Les États-Unis vont-ils se heurter à un mur déflationniste ou la Fed va-t-elle relancer l’inflation en 2026 ?


Par Brandon Smith − Le 15 décembre 2025 − Source Alt-Market

Dans un système dominé par l’économie keynésienne, le mot « déflation » est considéré comme tabou, un peu comme prononcer le nom de Donald Trump à voix haute dans un studio de yoga bondé de Seattle. La réaction hargneuse que vous obtiendrez ne vaut généralement pas la peine de discuter du sujet. Chaque élément de la politique financière moderne est conçu pour prévenir un événement déflationniste. Toutes les politiques des banques centrales sont conçues pour sortir artificiellement l’économie de la déflation en utilisant tous les moyens de relance monétaire nécessaires.

Bien sûr, la déflation n’est pas toujours une mauvaise chose. C’est un remède parfois nécessaire pour corriger les nombreux problèmes causés par les mauvais investissements, la fraude des entreprises, l’endettement des consommateurs, l’ingérence du gouvernement dans les marchés, etc. Nous l’avons vu lors du krach de 2008, mais la Réserve fédérale a refusé de laisser le traitement suivre son cours.

Les États-Unis, comme de nombreux pays, se sont déconnectés du concept de conséquences financières. Mais lorsque le système américain évite de rendre des comptes, le coût pour les générations futures peut être immense.
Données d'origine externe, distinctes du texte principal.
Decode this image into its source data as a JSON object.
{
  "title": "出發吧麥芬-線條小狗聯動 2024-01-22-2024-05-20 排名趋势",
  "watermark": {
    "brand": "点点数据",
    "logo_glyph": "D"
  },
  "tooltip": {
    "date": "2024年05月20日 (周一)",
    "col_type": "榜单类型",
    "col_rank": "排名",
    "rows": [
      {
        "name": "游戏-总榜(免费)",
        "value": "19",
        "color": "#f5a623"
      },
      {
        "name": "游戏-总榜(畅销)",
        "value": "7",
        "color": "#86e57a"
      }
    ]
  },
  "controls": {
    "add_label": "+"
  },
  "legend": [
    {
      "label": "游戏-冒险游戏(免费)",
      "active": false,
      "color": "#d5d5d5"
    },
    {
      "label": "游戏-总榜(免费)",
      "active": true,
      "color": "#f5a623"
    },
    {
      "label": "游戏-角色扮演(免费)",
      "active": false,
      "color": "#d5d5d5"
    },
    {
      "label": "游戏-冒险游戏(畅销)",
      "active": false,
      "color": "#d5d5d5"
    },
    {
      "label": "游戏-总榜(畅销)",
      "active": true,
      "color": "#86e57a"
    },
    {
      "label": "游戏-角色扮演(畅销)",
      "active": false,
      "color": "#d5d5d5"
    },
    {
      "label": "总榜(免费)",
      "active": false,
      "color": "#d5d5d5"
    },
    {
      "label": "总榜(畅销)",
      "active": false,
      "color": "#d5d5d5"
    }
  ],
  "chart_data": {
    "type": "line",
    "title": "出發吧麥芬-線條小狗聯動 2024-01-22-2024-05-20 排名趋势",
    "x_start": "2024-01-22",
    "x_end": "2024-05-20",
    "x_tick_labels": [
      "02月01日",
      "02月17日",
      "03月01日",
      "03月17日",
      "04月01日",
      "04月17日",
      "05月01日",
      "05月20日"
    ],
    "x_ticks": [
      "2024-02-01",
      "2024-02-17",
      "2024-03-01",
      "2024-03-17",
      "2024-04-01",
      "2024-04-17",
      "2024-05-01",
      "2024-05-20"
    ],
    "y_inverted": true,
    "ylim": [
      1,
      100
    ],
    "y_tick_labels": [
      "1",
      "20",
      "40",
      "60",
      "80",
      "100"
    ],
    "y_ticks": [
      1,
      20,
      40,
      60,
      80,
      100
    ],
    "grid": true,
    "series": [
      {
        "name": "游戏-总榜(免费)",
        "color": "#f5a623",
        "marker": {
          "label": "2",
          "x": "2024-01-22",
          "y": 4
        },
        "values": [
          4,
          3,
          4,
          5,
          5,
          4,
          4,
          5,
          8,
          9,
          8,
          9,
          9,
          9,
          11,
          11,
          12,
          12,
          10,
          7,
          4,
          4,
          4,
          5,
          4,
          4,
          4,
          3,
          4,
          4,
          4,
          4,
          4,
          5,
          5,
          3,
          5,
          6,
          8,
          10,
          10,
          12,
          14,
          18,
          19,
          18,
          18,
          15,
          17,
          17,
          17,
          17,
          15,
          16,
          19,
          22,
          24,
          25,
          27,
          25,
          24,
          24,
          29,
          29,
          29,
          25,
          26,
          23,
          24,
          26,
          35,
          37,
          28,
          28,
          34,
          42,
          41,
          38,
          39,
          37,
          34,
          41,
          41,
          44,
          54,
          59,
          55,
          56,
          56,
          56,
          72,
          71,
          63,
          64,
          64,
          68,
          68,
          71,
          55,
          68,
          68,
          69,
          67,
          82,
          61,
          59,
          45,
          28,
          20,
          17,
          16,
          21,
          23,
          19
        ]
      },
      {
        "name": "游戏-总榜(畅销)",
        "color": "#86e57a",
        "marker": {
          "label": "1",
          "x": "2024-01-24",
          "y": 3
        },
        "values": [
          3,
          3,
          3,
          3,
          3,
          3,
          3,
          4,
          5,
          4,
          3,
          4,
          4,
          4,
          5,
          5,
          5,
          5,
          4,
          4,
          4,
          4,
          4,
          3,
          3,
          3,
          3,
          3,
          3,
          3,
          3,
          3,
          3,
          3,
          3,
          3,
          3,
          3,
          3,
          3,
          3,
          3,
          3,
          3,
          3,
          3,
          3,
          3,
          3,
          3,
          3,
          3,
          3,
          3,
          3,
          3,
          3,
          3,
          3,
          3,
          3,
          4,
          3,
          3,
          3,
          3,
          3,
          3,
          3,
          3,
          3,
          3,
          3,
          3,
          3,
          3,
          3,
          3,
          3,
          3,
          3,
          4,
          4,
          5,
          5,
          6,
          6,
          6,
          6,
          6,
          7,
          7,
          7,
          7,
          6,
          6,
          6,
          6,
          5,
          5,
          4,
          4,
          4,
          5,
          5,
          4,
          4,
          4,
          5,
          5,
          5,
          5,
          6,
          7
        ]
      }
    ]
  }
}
Nous sommes donc désormais confrontés à 17 années d’intervention monétaire persistante et à la crise stagflationniste inévitable qu’elle a engendrée. Le fait que des keynésiens comme Paul Krugman, Janet Yellen et Ben Bernanke aient minimisé ou carrément nié l’existence de la menace inflationniste montre, à tout le moins, qu’ils savent que l’inflation est une mauvaise chose pour le grand public (sinon, pourquoi auraient-ils essayé de la cacher ?).

Ils ont nié la réalité avec tant d’acharnement qu’ils ont eu l’air stupides lorsque 2022 a frappé les États-Unis avec un taux d’inflation de 9,1 % du CPI. Les conséquences des politiques de relance sont désormais indéniables et les « experts » keynésiens se sont révélés inutiles, mais cela ne signifie pas pour autant que les choses vont s’améliorer.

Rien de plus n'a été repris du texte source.